Вследствие этого социальный и религиозно-этический конфликты в России начала XIX века оказались неразрывно связанными между собой и приобрели особенно острый характер. «Сформировавшийся в результате образованный (в значительной степени - полуобразованный) слой общества, зачарованный западной цивилизацией, начал явно противопоставлять себя народу, по отношению к которому он испытывал сложный комплекс душевных эмоций -- от горделивого ощущения собственного превосходства до тягостного сознания некоей вины своей перед закабаленным и угнетенным «меньшим братом». Именно это чувство вины порождает позднее стремление к освобождению народа, искуплению собственных грехов перед ним, к борьбе за его счастье (а что еще могло породить эвдемоническое сознание, как не стремление осчастливить ближнего в его земном существовании?).
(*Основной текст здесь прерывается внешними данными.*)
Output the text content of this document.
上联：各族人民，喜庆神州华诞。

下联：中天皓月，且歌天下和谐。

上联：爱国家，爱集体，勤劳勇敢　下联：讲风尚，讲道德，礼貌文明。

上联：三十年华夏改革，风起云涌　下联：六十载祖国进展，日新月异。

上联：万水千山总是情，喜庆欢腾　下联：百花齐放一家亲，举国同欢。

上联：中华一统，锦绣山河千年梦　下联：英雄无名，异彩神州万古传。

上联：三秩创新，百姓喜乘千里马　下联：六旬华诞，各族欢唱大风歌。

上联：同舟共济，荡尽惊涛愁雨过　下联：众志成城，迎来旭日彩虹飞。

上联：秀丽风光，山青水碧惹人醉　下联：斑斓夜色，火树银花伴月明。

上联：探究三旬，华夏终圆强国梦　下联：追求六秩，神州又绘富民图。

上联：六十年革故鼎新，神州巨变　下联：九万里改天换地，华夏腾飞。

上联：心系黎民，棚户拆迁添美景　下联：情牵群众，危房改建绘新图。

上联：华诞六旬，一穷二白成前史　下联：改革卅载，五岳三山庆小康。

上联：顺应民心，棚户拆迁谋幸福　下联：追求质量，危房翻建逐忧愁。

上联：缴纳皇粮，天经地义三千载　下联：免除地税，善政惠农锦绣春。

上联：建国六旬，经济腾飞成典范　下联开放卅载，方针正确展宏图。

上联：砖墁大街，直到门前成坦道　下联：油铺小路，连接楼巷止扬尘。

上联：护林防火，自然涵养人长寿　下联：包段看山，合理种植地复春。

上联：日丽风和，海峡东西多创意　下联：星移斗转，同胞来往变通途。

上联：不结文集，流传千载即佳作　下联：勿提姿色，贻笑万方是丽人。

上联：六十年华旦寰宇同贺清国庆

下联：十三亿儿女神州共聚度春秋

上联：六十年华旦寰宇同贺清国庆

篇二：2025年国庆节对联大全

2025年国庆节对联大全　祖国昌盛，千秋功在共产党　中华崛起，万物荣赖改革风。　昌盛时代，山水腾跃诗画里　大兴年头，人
При этом народ жил в основе своей представлениями и ценностями средневековой культуры -- едва ли не до самых потрясений начала ХХ века /…/» [55, с. 47].

В русском обществе произошла такая небывалая переоценка ценностей, что позволило М.М. Дунаеву говорить о замене важнейших христианских понятий «суррогатами». Эти «суррогаты» имеют с христианскими ценностями лишь внешнее сходство: в секуляризованном обществе личность сводится всего лишь к индивидуальному своеобразию человека; творчество, в котором христианство видит богоподобие человека, -- к предпринимательству, любовь -- к простому физиологическому акту; национальное самосознание обособившихся народов становится неразличимо с шовинизмом; соборность заменяется коллективизмом. Из русской жизни (не религиозной, а общественной) заметно убывает степенность, высшая упорядоченность, элемент той абсолютной серьезности бытия, который так долго был отличительной чертой духовного самочувствия нации.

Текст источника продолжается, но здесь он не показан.